Some time in the near future William (Tim Robbins), a married father of one from Seattle, is sent on a 24-hour trip to Shanghai to investigate a case of fraud at the Sphinx insurance company. Having been given an empathy virus, which enables him to read the thoughts of others, it does not take long for William to identify the guilty employee.

Maria (Samantha Morton) has been stealing 'papelles', a form of travel insurance, visa and passport in one, replacing them with fake copies and handing them out to non-citizens.

Code 46, like other sci-fi films, is a story with many layers of meaning, whose basic plot provides a base from which to interweave various dilemmas of our time, including cloning and its potential social and emotional consequences. The film expresses angst about a future when inter-human relations are engineered and the most private of spheres are intervened in.

But Code 46, partly because of a low budget, does not fall squarely within the sci-fi genre. It has also been described as a love story and as a noir thriller (fear, mistrust and paranoia are central to the film). It is also part Greek tragedy as it includes a futuristic version of Oedipal quandary.

In the film, the world has become a global village of high-tech cities with heavily controlled checkpoints, surrounded by desert and shantytowns. A world in which a non-citizen is a non-person and where big brother rules includes Code 46, which stipulates that it is forbidden to have relationships with a person of the same genetic make-up. If a pregnancy occurs in such a case, the memory cluster around it must be erased. Love and human emotions are restricted by the demands of the omnipresent system.

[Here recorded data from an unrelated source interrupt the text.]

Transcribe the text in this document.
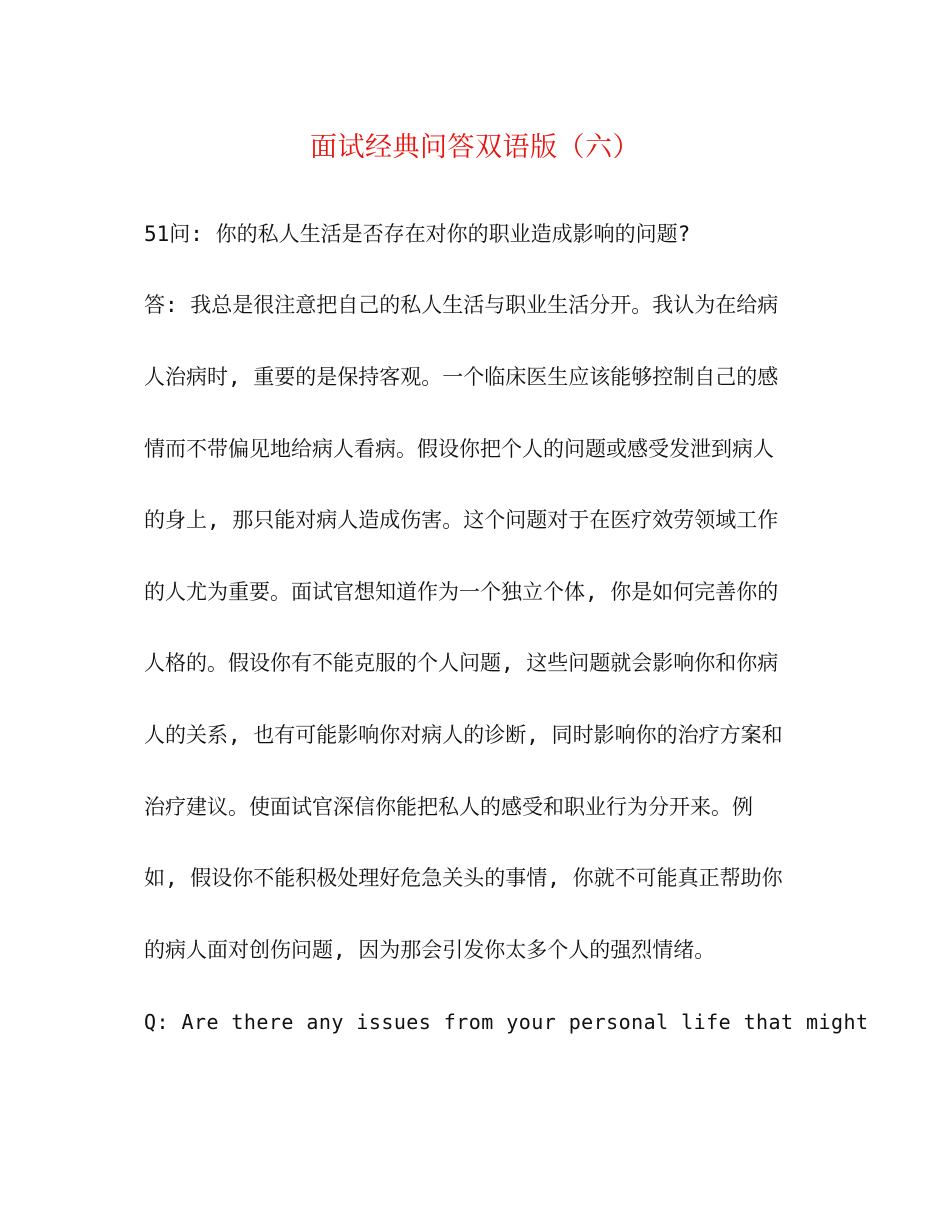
面试经典问答双语版（六）
51问: 你的私人生活是否存在对你的职业造成影响的问题?
答: 我总是很注意把自己的私人生活与职业生活分开。我认为在给病
人治病时, 重要的是保持客观。一个临床医生应该能够控制自己的感
情而不带偏见地给病人看病。假设你把个人的问题或感受发泄到病人
的身上, 那只能对病人造成伤害。这个问题对于在医疗效劳领域工作
的人尤为重要。面试官想知道作为一个独立个体, 你是如何完善你的
人格的。假设你有不能克服的个人问题, 这些问题就会影响你和你病
人的关系, 也有可能影响你对病人的诊断, 同时影响你的治疗方案和
治疗建议。使面试官深信你能把私人的感受和职业行为分开来。例
如, 假设你不能积极处理好危急关头的事情, 你就不可能真正帮助你
的病人面对创伤问题, 因为那会引发你太多个人的强烈情绪。
Q: Are there any issues from your personal life that might
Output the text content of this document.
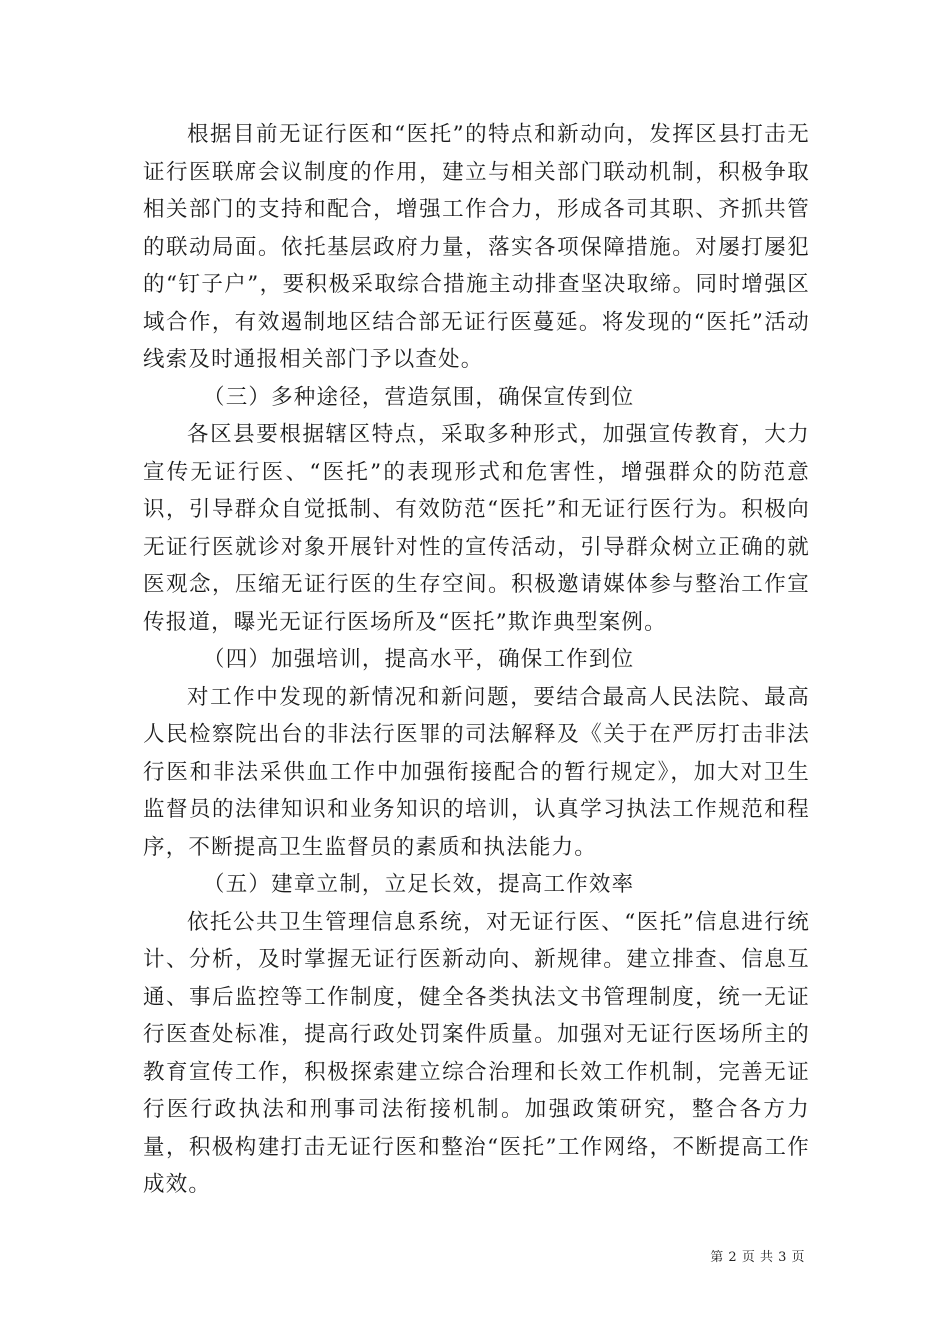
根据目前无证行医和“医托”的特点和新动向，发挥区县打击无证行医联席会议制度的作用，建立与相关部门联动机制，积极争取相关部门的支持和配合，增强工作合力，形成各司其职、齐抓共管的联动局面。依托基层政府力量，落实各项保障措施。对屡打屡犯的“钉子户”，要积极采取综合措施主动排查坚决取缔。同时增强区域合作，有效遏制地区结合部无证行医蔓延。将发现的“医托”活动线索及时通报相关部门予以查处。

（三）多种途径，营造氛围，确保宣传到位

各区县要根据辖区特点，采取多种形式，加强宣传教育，大力宣传无证行医、“医托”的表现形式和危害性，增强群众的防范意识，引导群众自觉抵制、有效防范“医托”和无证行医行为。积极向无证行医就诊对象开展针对性的宣传活动，引导群众树立正确的就医观念，压缩无证行医的生存空间。积极邀请媒体参与整治工作宣传报道，曝光无证行医场所及“医托”欺诈典型案例。

（四）加强培训，提高水平，确保工作到位

对工作中发现的新情况和新问题，要结合最高人民法院、最高人民检察院出台的非法行医罪的司法解释及《关于在严厉打击非法行医和非法采供血工作中加强衔接配合的暂行规定》，加大对卫生监督员的法律知识和业务知识的培训，认真学习执法工作规范和程序，不断提高卫生监督员的素质和执法能力。

（五）建章立制，立足长效，提高工作效率

依托公共卫生管理信息系统，对无证行医、“医托”信息进行统计、分析，及时掌握无证行医新动向、新规律。建立排查、信息互通、事后监控等工作制度，健全各类执法文书管理制度，统一无证行医查处标准，提高行政处罚案件质量。加强对无证行医场所主的教育宣传工作，积极探索建立综合治理和长效工作机制，完善无证行医行政执法和刑事司法衔接机制。加强政策研究，整合各方力量，积极构建打击无证行医和整治“医托”工作网络，不断提高工作成效。

第 2 页 共 3 页
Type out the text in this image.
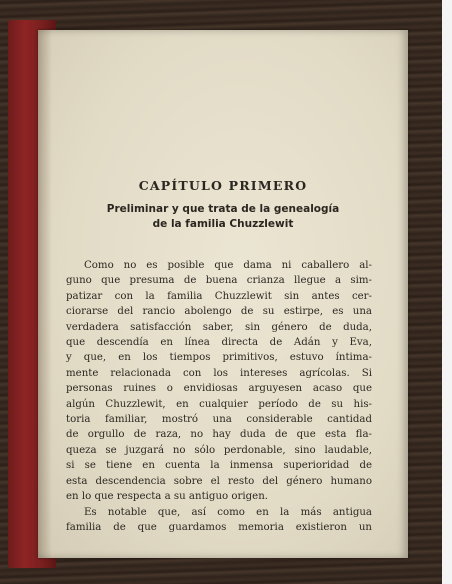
CAPÍTULO PRIMERO
Preliminar y que trata de la genealogía
de la familia Chuzzlewit

Como no es posible que dama ni caballero al-
guno que presuma de buena crianza llegue a sim-
patizar con la familia Chuzzlewit sin antes cer-
ciorarse del rancio abolengo de su estirpe, es una
verdadera satisfacción saber, sin género de duda,
que descendía en línea directa de Adán y Eva,
y que, en los tiempos primitivos, estuvo íntima-
mente relacionada con los intereses agrícolas. Si
personas ruines o envidiosas arguyesen acaso que
algún Chuzzlewit, en cualquier período de su his-
toria familiar, mostró una considerable cantidad
de orgullo de raza, no hay duda de que esta fla-
queza se juzgará no sólo perdonable, sino laudable,
si se tiene en cuenta la inmensa superioridad de
esta descendencia sobre el resto del género humano
en lo que respecta a su antiguo origen.

Es notable que, así como en la más antigua
familia de que guardamos memoria existieron un
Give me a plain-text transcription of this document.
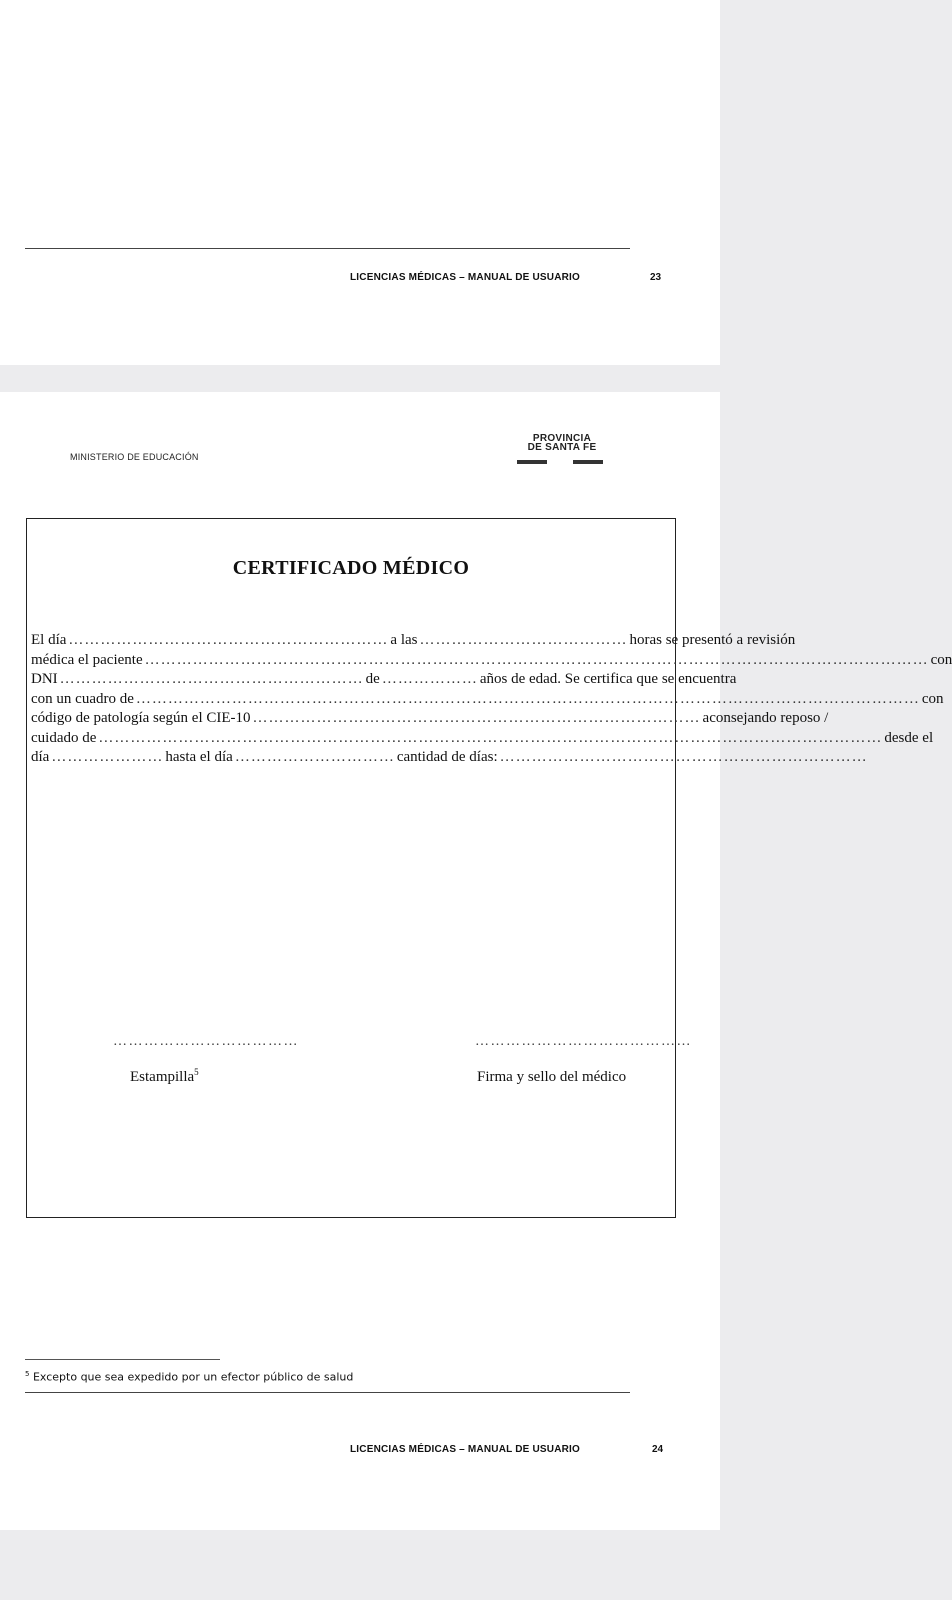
LICENCIAS MÉDICAS – MANUAL DE USUARIO	23
MINISTERIO DE EDUCACIÓN
PROVINCIA
DE SANTA FE
CERTIFICADO MÉDICO
El día …………………………………………………… a las ………………………………… horas se presentó a revisión
médica el paciente ………………………………………………………………………………………………………………………………… con
DNI ………………………………………………… de ……………… años de edad. Se certifica que se encuentra
con un cuadro de ………………………………………………………………………………………………………………………………… con
código de patología según el CIE-10 ………………………………………………………………………… aconsejando reposo /
cuidado de ………………………………………………………………………………………………………………………………… desde el
día ………………… hasta el día ………………………… cantidad de días: ……………………………………………………………
………………………………	……………………………………
Estampilla$^5$	Firma y sello del médico
$^5$ Excepto que sea expedido por un efector público de salud
LICENCIAS MÉDICAS – MANUAL DE USUARIO	24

Code 46 is something of an encounter between Lost in Translation and Blade Runner, though in this case forms of travel and architectural and domestic spaces have not changed radically. People travel by cars, rikshaws and airplanes rather than vehicles that hover in midair. In that sense, it depicts a more familiar, contemporary and realistic society than the one concocted in other cult sci-fi movies. The lingua franca is English but with words from Spanish, French, Arabic and other languages mixed in.

In this futuristic vision of a multicultural society where traditional borders have waned, two individuals meet and find a common bond in an environment from which they both feel estranged and the circumstances of that meeting render their temporary relationship both ambiguous and impossible.